The parables reveal “the secrets of the kingdom” (vs. 11). Furthermore, according to vs. 12, the parables are tools by which those who have been given these secrets can have the gifts “in abundance.” Parables as a whole (as we will discover as we unfold the eight parables of Matthew 13) describe the prodigal character of the kingdom. “Prodigal” means “wastefully or recklessly extravagant.” It was Timothy Keller who, to my knowledge, first applied the word “prodigal” to God and the kingdom rather than the wayward son in the Parable of the Prodigal Son. And if this is the character of God (in other words, the way God acts), we have nothing to fear. If we are ready to receive these teachings, God will mercifully prepare our hearts. God’s not out to get us; we have to work to turn our backs to the prodigal God.
The parables as a whole tell a story of God’s excess. In the first parable we will consider in this series, for instance, the harvest turns out to be up to one hundredfold. That is a description of excess. In the parable of the prodigal son (Lk 15:11-32), in spite of the son’s misdeeds, the father throws decorum to the wind and runs to greet the boy when he returns in spite of his wickedness. That is a description of “excessive” mercy. In the second parable of Matthew 13, weeds are sown in the field but the landowner tells his workers not to remove them until the harvest. Implied in that statement is the possibility of repentance until the very end, which is a description of “excessive” grace.

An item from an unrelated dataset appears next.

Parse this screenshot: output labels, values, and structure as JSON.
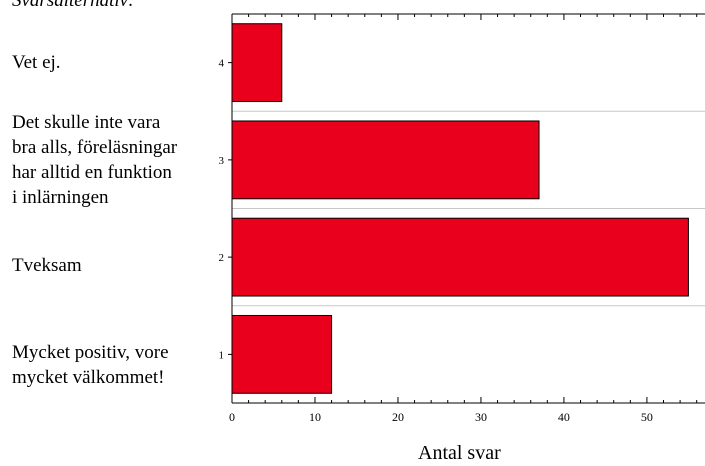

In the parable of vineyard workers (Mt. 20:1-8), the landowner keeps hiring workers right up until the end of the day and pays them all a full days wage. From a human standpoint this is not just (at the very least it is not fair). But from the kingdom perspective, this is yet another example of God’s “excessive” love toward mankind. The parables of the kingdom describe a God who is far more loving, more gracious, more merciful, and more kind than we have any reason to expect. As St. Paul says in Rom. 8:31 (KJV), “If God be for us, who can be against us?” More than anything the meaning of the parables is that God is good beyond measure. This is why, in spite of the responsibility, embracing the gospel is worth the chance. If this God who is good beyond measure, who is prodigal with his love, mercy, and grace, is for us, who can be against us?
Furthermore the parables are not about the goodness of God in an abstract or theoretical sense; they are about the goodness of God in the context of the vagaries of life. Seed (which is the Gospel, or, as the parable calls it, “the word of the kingdom”) is sown, but not all of it ends up in the right place. Some of it falls on the path, some in the rocks, and some in the weeds. From the divine perspective the Gospel is efficacious. Seen from the vagaries of life, the Gospel can seem uncertain because it is hit-or-miss. Read from an absolutist perspective, the story presented in the parables can seem unsure and frightening, while the divine-side story of St. Paul seems far more comforting in its absolutes.
But, as was observed in the previous essay, viewing life from the absolute divine-side perspective also creates its own sets of doubts. Both sides are necessary if we are to develop the utter confidence in God that comes from growing into perfect love that casts out fear (1 Jn. 4:18). The parables, then are tools (for those who have been called by God to understand them) which allow us to see the goodness of God within the context of the fallen world so that we might grow into the perfect love to which God has called us.